In 1702, after certain Creek chiefs killed three of the four members of a delegation sent by the Apalachee to negotiate with them, José de Zúñiga y la Cerda, the royal governor of Florida, appointed Ayala visitador general (inspector general) of Apalachee Province to investigate the peace treaties that the Apalachee had made with neighboring tribes, including the Apalachicola. Ayala was promoted to sergeant major of the presidio of Saint Augustine, making him second-in-command to the governor, and in the following years he continued to rise in military rank.
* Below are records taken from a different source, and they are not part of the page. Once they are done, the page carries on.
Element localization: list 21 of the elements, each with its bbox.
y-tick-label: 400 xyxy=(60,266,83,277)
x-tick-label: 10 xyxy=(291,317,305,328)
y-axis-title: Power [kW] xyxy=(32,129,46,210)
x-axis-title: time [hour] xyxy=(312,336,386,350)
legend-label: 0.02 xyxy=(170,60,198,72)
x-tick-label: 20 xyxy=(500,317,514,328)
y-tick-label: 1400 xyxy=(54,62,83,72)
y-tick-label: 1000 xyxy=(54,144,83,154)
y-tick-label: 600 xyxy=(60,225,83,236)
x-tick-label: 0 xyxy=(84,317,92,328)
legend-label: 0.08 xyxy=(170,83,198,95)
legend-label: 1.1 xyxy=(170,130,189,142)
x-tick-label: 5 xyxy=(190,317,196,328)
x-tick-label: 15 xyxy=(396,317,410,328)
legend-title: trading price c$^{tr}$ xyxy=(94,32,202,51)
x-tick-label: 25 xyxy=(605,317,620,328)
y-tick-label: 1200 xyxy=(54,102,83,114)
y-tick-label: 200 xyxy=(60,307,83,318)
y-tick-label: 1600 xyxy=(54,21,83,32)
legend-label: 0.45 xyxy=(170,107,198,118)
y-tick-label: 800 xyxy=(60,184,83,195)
==== Interim governorship and relations with the Native American tribes ====
After trying assiduously to obtain the governorship of La Florida, on October 30, 1716, Ayala was appointed acting governor. On April 4, 1717, Chipacasi, a mico, or head chief of the Lower Creeks, came to St. Augustine with a delegation of 157 Indians from different provinces to parley with Ayala, and discuss the desire of Emperor Brim, the mico of Coweta, for the Spanish to build a fort and trading post in Apalachee. According to the historian Steven C. Hahn, Chipacasi and three other head chiefs were dressed in the Spanish fashion when they entered the governor's quarters, where Chipacasi proceeded to deliver a long speech. Chipacasi pledged loyalty to the Spanish king and that the Creeks would fight for the Spaniards. When he finished, interim governor Ayala hugged him and had drinks served. They drank to the Spanish king's health, then Ayala proposed a toast to the mico of Coweta, and all joined in. The Indians then performed a musical ceremony and placed a feathered headdress, the symbol of a chief's authority, on Ayala's head, thus symbolically making him an Indian chief, and to their minds, obliging the Spanish governor to defend their interests. Historical documents, however, make it clear that the Indians did not consider themselves subjects of the foreign king.
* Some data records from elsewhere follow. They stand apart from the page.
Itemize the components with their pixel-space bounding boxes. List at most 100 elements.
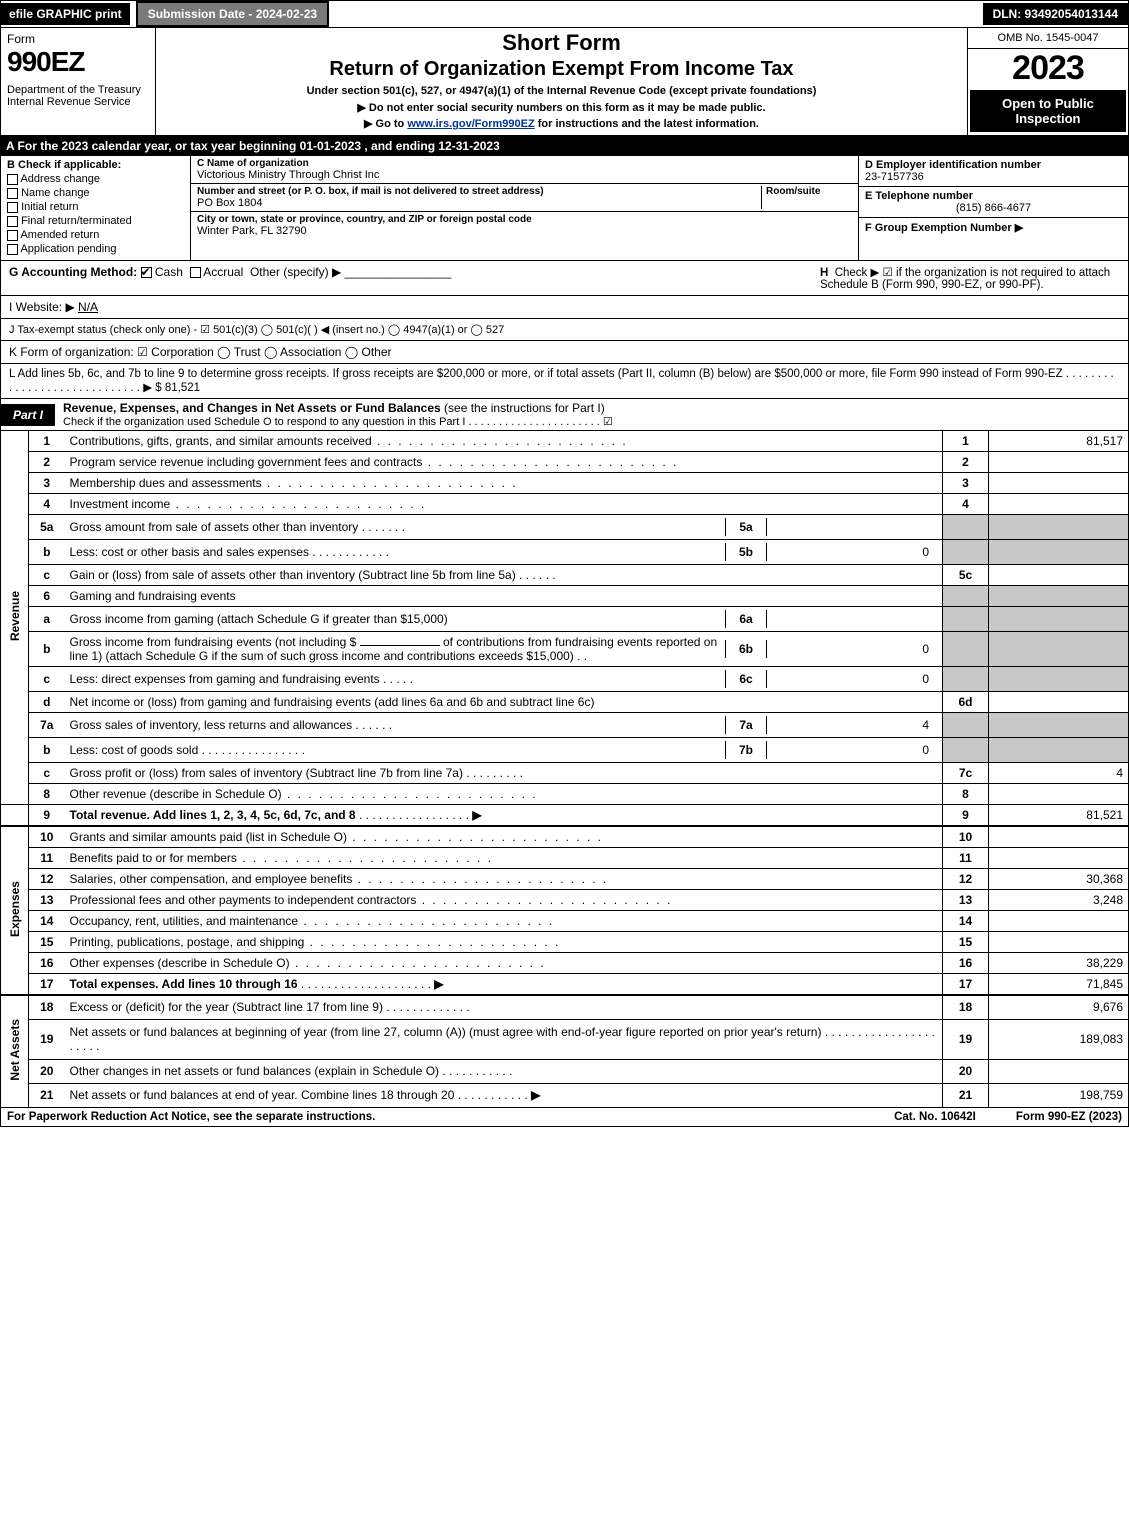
form-word: Form bbox=[7, 32, 149, 46]
website-value: N/A bbox=[78, 300, 98, 314]
chk-accrual[interactable] bbox=[190, 267, 201, 278]
row-7a: 7aGross sales of inventory, less returns… bbox=[1, 713, 1129, 738]
treasury-dept: Department of the Treasury Internal Reve… bbox=[7, 84, 149, 108]
amt-13: 3,248 bbox=[989, 890, 1129, 911]
f-group-lbl: F Group Exemption Number ▶ bbox=[865, 222, 1023, 234]
ein-value: 23-7157736 bbox=[865, 171, 1122, 183]
row-6d: dNet income or (loss) from gaming and fu… bbox=[1, 692, 1129, 713]
row-18: Net Assets 18Excess or (deficit) for the… bbox=[1, 995, 1129, 1019]
right-header: OMB No. 1545-0047 2023 Open to Public In… bbox=[968, 28, 1128, 135]
part-i-header: Part I Revenue, Expenses, and Changes in… bbox=[0, 399, 1129, 431]
amt-21: 198,759 bbox=[989, 1083, 1129, 1107]
org-address: PO Box 1804 bbox=[197, 197, 757, 209]
l-amount: 81,521 bbox=[165, 382, 200, 394]
tax-year: 2023 bbox=[968, 49, 1128, 88]
row-5c: cGain or (loss) from sale of assets othe… bbox=[1, 565, 1129, 586]
form-header: Form 990EZ Department of the Treasury In… bbox=[0, 28, 1129, 136]
goto-note: ▶ Go to www.irs.gov/Form990EZ for instru… bbox=[162, 117, 961, 130]
section-c: C Name of organization Victorious Minist… bbox=[191, 156, 858, 260]
amt-16: 38,229 bbox=[989, 953, 1129, 974]
part-i-title: Revenue, Expenses, and Changes in Net As… bbox=[55, 399, 1128, 430]
chk-name-change[interactable]: Name change bbox=[7, 187, 184, 199]
chk-amended[interactable]: Amended return bbox=[7, 229, 184, 241]
room-suite-hdr: Room/suite bbox=[762, 186, 852, 209]
e-tel-lbl: E Telephone number bbox=[865, 190, 1122, 202]
h-label: H bbox=[820, 267, 828, 279]
row-8: 8Other revenue (describe in Schedule O)8 bbox=[1, 784, 1129, 805]
line-a: A For the 2023 calendar year, or tax yea… bbox=[0, 136, 1129, 156]
line-k: K Form of organization: ☑ Corporation ◯ … bbox=[0, 341, 1129, 364]
chk-pending[interactable]: Application pending bbox=[7, 243, 184, 255]
row-15: 15Printing, publications, postage, and s… bbox=[1, 932, 1129, 953]
section-def: D Employer identification number 23-7157… bbox=[858, 156, 1128, 260]
part-i-sub: Check if the organization used Schedule … bbox=[63, 415, 1120, 428]
amt-9: 81,521 bbox=[989, 805, 1129, 827]
row-13: 13Professional fees and other payments t… bbox=[1, 890, 1129, 911]
row-12: 12Salaries, other compensation, and empl… bbox=[1, 869, 1129, 890]
chk-cash[interactable] bbox=[141, 267, 152, 278]
irs-link[interactable]: www.irs.gov/Form990EZ bbox=[407, 118, 534, 130]
revenue-side: Revenue bbox=[8, 571, 22, 661]
chk-address-change[interactable]: Address change bbox=[7, 173, 184, 185]
c-name-hdr: C Name of organization bbox=[197, 158, 852, 169]
paperwork-notice: For Paperwork Reduction Act Notice, see … bbox=[7, 1111, 375, 1123]
bcd-grid: B Check if applicable: Address change Na… bbox=[0, 156, 1129, 261]
goto-pre: ▶ Go to bbox=[364, 118, 407, 130]
amt-18: 9,676 bbox=[989, 995, 1129, 1019]
short-form-title: Short Form bbox=[162, 30, 961, 56]
section-b: B Check if applicable: Address change Na… bbox=[1, 156, 191, 260]
row-1: Revenue 1Contributions, gifts, grants, a… bbox=[1, 431, 1129, 452]
row-20: 20Other changes in net assets or fund ba… bbox=[1, 1059, 1129, 1083]
row-11: 11Benefits paid to or for members11 bbox=[1, 848, 1129, 869]
cat-no: Cat. No. 10642I bbox=[894, 1111, 976, 1123]
org-city: Winter Park, FL 32790 bbox=[197, 225, 852, 237]
i-label: I Website: ▶ bbox=[9, 300, 75, 314]
row-3: 3Membership dues and assessments3 bbox=[1, 473, 1129, 494]
row-6: 6Gaming and fundraising events bbox=[1, 586, 1129, 607]
amt-17: 71,845 bbox=[989, 974, 1129, 996]
org-name: Victorious Ministry Through Christ Inc bbox=[197, 169, 852, 181]
row-6b: bGross income from fundraising events (n… bbox=[1, 632, 1129, 667]
expenses-side: Expenses bbox=[8, 861, 22, 957]
row-10: Expenses 10Grants and similar amounts pa… bbox=[1, 826, 1129, 848]
row-17: 17Total expenses. Add lines 10 through 1… bbox=[1, 974, 1129, 996]
row-14: 14Occupancy, rent, utilities, and mainte… bbox=[1, 911, 1129, 932]
form-ref: Form 990-EZ (2023) bbox=[1016, 1111, 1122, 1123]
chk-final-return[interactable]: Final return/terminated bbox=[7, 215, 184, 227]
submission-date: Submission Date - 2024-02-23 bbox=[136, 1, 329, 27]
g-label: G Accounting Method: bbox=[9, 265, 137, 279]
row-6c: cLess: direct expenses from gaming and f… bbox=[1, 667, 1129, 692]
row-5a: 5aGross amount from sale of assets other… bbox=[1, 515, 1129, 540]
form-id-block: Form 990EZ Department of the Treasury In… bbox=[1, 28, 156, 135]
amt-19: 189,083 bbox=[989, 1019, 1129, 1059]
tel-value: (815) 866-4677 bbox=[865, 202, 1122, 214]
line-i: I Website: ▶ N/A bbox=[0, 296, 1129, 318]
row-16: 16Other expenses (describe in Schedule O… bbox=[1, 953, 1129, 974]
netassets-side: Net Assets bbox=[8, 999, 22, 1101]
goto-post: for instructions and the latest informat… bbox=[535, 118, 759, 130]
line-j: J Tax-exempt status (check only one) - ☑… bbox=[0, 318, 1129, 341]
line-gh: G Accounting Method: Cash Accrual Other … bbox=[0, 261, 1129, 296]
omb-number: OMB No. 1545-0047 bbox=[968, 28, 1128, 49]
top-bar: efile GRAPHIC print Submission Date - 20… bbox=[0, 0, 1129, 28]
title-block: Short Form Return of Organization Exempt… bbox=[156, 28, 968, 135]
row-7c: cGross profit or (loss) from sales of in… bbox=[1, 763, 1129, 784]
h-text: Check ▶ ☑ if the organization is not req… bbox=[820, 267, 1110, 291]
public-inspection-badge: Open to Public Inspection bbox=[970, 90, 1126, 132]
row-19: 19Net assets or fund balances at beginni… bbox=[1, 1019, 1129, 1059]
efile-label[interactable]: efile GRAPHIC print bbox=[1, 3, 130, 25]
amt-12: 30,368 bbox=[989, 869, 1129, 890]
row-5b: bLess: cost or other basis and sales exp… bbox=[1, 540, 1129, 565]
ssn-warning: ▶ Do not enter social security numbers o… bbox=[162, 101, 961, 114]
chk-initial-return[interactable]: Initial return bbox=[7, 201, 184, 213]
dln-label: DLN: 93492054013144 bbox=[983, 3, 1128, 25]
under-section: Under section 501(c), 527, or 4947(a)(1)… bbox=[162, 85, 961, 97]
amt-7c: 4 bbox=[989, 763, 1129, 784]
main-title: Return of Organization Exempt From Incom… bbox=[162, 58, 961, 81]
c-city-hdr: City or town, state or province, country… bbox=[197, 214, 852, 225]
amt-1: 81,517 bbox=[989, 431, 1129, 452]
row-7b: bLess: cost of goods sold . . . . . . . … bbox=[1, 738, 1129, 763]
g-other: Other (specify) ▶ bbox=[250, 265, 341, 279]
c-addr-hdr: Number and street (or P. O. box, if mail… bbox=[197, 186, 757, 197]
part-i-table: Revenue 1Contributions, gifts, grants, a… bbox=[0, 431, 1129, 1108]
The Creeks asked Ayala to rebuild the fort at San Marcos de Apalachee, which the Spanish had burned and abandoned in 1704 to prevent the British and their Indian allies from taking it. Spanish ships from Havana had formerly frequented its port to carry on trade with the Mission San Luis de Apalachee, exchanging goods for the agricultural produce of the mission, which was also evacuated and destroyed in 1704. The Creeks wanted to revive this commerce for their own benefit. Before leaving St. Augustine, the four Creek leaders requested weapons and ammunition, claiming they needed to defend themselves against the Cherokees. To demonstrate Spain's goodwill, Ayala gave them 154 muskets, two pounds of powder and three pounds of musket balls for each warrior.

=== Later years ===
Ayala was replaced on August 3, 1718, by the new governor, Antonio Benavides, a zealous reformer, who formally charged him with trading in contraband. He was arrested and briefly jailed in the Castillo, and eventually sent into exile in Cuba. He died at Havana in 1727, before he was finally exonerated and all charges dropped in 1731.

=== Personal life ===
Ayala y Escobar was married twice: the first time to a Floridano, Magdalena Diaz-Mexia y Sánchez, daughter of Lieutenant Juan Diaz-Mexia, sergeant major of the Plaza of St. Augustine, and Elvira Sánchez y Uriza, in the Cathedral of Havana on January 7, 1669. His second marriage was to another Floridano, Agustina Perez de Villarreal y Florencia, daughter of Captain Agustin Perez de Villarreal, Sergeant Major, and María de Florencia y de la Rocha, in the Parish of St. Augustine, Florida, on February 10, 1711.